En un televisor de bulbos, blanco y negro, arriba del cooler que fungía como mesa. Allí concentraba sus horas de alegría. A veces me mandaba a la guarida (una casa en las faldas del cerro, con unos pinos enormes que daban la mejor de las sombras), para que le comprara un trago de cinco pesos, alcohol noventaiséis grados, rebajado con agua.
Volvía yo con novedades en una botella de cristal. El brebaje y la conversación de estímulo. ¿Cómo andan las cosas por allá?, preguntaba mientras se enjuagaba la boca con el trago recién nacido. Elocuente, como me lo enseñó él, le relataba los pormenores de la guarida, que la Pancha se fue a trabajar, que el Tin Bolas trajo las mermas del mercado desde muy temprano, que un vato recién llegado al barrio amaneció filereado por afuera de la casa del Bilín Torero.
Malo que le hubiera pasado otra cosa. Sus comentarios siempre punzantes. La risa y las preguntas: ¿Quién será ese nuevo, de dónde vendrá? Y ambos sin decirlo vaticinábamos a manera de quiniela el tiempo posible que duraría vivo entre los callejones del barrio.
En una estufa de petróleo ponía el agua a hervir, café chivato, como en sus tiempos de cazador, el sartén con los frijoles, tortillas solo esporádicamente. Las risas: una religión, las palabras ídem. Poco a poco la raza asomaba sus miradas al interior de la casa, las frases de buenos días, el primer pomo que empezaba a rolar, caguamas, cigarros, un joint, los minutos dibujaban la ruta hacia los placeres cotidianos, el saber vivir.
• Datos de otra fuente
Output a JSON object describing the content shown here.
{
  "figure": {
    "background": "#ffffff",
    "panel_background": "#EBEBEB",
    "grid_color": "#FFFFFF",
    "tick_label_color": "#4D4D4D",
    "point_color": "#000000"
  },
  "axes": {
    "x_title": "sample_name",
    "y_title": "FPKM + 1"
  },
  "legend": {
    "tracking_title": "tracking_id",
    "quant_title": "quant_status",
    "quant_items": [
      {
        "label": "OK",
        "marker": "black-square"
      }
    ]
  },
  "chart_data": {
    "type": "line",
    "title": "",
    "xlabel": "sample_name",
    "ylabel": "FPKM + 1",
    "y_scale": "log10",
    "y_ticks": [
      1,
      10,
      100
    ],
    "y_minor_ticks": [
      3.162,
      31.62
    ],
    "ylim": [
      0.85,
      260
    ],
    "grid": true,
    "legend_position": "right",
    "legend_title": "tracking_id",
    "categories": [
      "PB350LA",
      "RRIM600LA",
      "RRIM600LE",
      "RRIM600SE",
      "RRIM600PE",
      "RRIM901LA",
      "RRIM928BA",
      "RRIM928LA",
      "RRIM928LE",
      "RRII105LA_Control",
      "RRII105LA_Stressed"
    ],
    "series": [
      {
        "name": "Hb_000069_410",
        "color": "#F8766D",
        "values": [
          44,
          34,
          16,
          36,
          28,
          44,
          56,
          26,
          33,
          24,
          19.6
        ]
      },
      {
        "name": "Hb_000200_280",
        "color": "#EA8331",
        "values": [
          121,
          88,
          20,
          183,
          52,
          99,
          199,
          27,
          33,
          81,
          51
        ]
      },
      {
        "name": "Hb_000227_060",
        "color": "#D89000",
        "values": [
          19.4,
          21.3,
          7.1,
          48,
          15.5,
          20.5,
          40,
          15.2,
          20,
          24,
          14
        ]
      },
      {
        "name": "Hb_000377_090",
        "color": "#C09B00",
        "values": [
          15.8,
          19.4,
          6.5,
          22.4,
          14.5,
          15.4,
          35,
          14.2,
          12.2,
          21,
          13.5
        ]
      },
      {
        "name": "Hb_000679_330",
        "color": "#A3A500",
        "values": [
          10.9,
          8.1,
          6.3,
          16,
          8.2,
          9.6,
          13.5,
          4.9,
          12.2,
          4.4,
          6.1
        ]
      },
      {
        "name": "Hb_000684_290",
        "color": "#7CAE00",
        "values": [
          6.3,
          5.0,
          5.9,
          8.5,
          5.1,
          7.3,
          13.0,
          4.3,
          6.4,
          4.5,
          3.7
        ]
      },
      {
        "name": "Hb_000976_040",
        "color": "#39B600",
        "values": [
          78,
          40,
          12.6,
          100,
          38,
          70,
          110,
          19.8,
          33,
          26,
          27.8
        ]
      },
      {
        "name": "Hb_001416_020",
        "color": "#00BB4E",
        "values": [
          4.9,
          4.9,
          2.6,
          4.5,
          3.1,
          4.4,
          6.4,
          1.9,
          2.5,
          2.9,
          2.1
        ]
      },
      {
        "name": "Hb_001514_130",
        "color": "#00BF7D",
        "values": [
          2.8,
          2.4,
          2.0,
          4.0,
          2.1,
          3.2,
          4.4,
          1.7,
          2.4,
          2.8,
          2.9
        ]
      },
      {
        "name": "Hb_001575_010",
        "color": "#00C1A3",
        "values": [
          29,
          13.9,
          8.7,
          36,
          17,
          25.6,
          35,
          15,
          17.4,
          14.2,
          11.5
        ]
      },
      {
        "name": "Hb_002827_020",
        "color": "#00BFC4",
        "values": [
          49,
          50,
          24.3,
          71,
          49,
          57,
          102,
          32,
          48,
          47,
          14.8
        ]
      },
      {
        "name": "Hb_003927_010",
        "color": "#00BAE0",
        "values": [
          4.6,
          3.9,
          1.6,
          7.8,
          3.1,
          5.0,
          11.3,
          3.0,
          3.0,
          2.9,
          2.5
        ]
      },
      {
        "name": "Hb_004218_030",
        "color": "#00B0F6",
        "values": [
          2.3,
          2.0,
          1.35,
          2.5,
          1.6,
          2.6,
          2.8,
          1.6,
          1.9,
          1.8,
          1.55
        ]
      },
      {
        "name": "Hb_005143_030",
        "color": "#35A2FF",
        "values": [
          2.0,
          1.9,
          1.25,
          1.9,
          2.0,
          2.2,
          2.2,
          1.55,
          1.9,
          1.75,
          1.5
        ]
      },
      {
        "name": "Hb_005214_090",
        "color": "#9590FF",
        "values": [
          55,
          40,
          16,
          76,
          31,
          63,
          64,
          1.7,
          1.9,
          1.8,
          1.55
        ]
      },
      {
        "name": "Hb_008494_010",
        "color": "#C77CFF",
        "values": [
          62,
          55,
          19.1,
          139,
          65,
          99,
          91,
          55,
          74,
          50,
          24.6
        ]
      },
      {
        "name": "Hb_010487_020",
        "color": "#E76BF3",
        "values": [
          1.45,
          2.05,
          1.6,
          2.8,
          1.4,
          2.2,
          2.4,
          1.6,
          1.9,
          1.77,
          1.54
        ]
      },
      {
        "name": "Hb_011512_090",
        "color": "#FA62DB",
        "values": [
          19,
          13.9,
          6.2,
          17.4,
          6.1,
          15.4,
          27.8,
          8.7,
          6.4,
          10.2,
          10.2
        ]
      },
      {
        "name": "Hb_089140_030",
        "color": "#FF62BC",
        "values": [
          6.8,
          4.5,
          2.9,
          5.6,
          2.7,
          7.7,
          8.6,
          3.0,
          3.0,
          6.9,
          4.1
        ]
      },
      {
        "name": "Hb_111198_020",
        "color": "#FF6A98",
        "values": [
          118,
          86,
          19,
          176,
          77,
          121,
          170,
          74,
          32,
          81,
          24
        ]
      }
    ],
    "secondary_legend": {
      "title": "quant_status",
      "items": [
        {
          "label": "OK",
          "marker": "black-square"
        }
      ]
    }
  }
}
Conversar era lo habitual.
Esperábamos ansiosos la llegada de octubre, como plan b teníamos una radio de pilas grandes, por si la televisora no trasmitía la serie de otoño, ese acontecimiento magnánimo para nuestras emociones. El béisbol, la genialidad de los cuerpos armando una coreografía nunca repetida, encima del campo.
Y así las tardes y las noches. El sonido de las palabras, esos diálogos de carcajada, el repertorio de los narradores que con frases poetizaban (poetizan) los sucesos del encuentro. Y sale un cañonazo por tercera. Jonrón de las grandes ligas. Como para que no se aburra el jardinero. Este parador en corto es un perro rabioso. Y así, y así.
A intervalos de cada una de las entradas se armaban los proyectos, se confesaban las arbitrariedades y se confeccionaban pasiones. Entre matanceros, jardineros, mecánicos, albañiles y desempleados, la tertulia era una cabina sin micrófono donde los participantes sacaban de sus roncos pechos la intensa vida.
El estruendo de la bola que se va marcaba la pauta para los silencios., luego del perplejo la voz que comandaba, regresaba a dirigir el tráfico: Cállate, Lico, tú, Chile, lánzate por las otras, Chorris, tráete unos cigarros, y apúrate.
Había lluvia de líquidos cuando el favorito se coronaba. Nos tocó ver al Toro Valenzuela, y celebrar la hazaña, al Balelo se le pasó la dosis y cayó en un charco de agua, como muerto de tanta felicidad. Porque decía que él lo vio jugar cuando ambos jugaron amateur. La raza se carcajeaba, por la situación del Balelo, y por la cábula que repetía intentando convencer.
Era el recinto para la felicidad, el lugar preferido de la delincuencia que contaba el botín de la noche, era el mercado de veinticuatro horas, donde una píldora, una cheve, los cigarros, la mota. Era la serie de otoño el pretexto más implacable para continuar la reunión hasta el amanecer.
Era mi padre quien lo sabía todo, quien nos enseñó el mundo y sus recovecos de felicidad.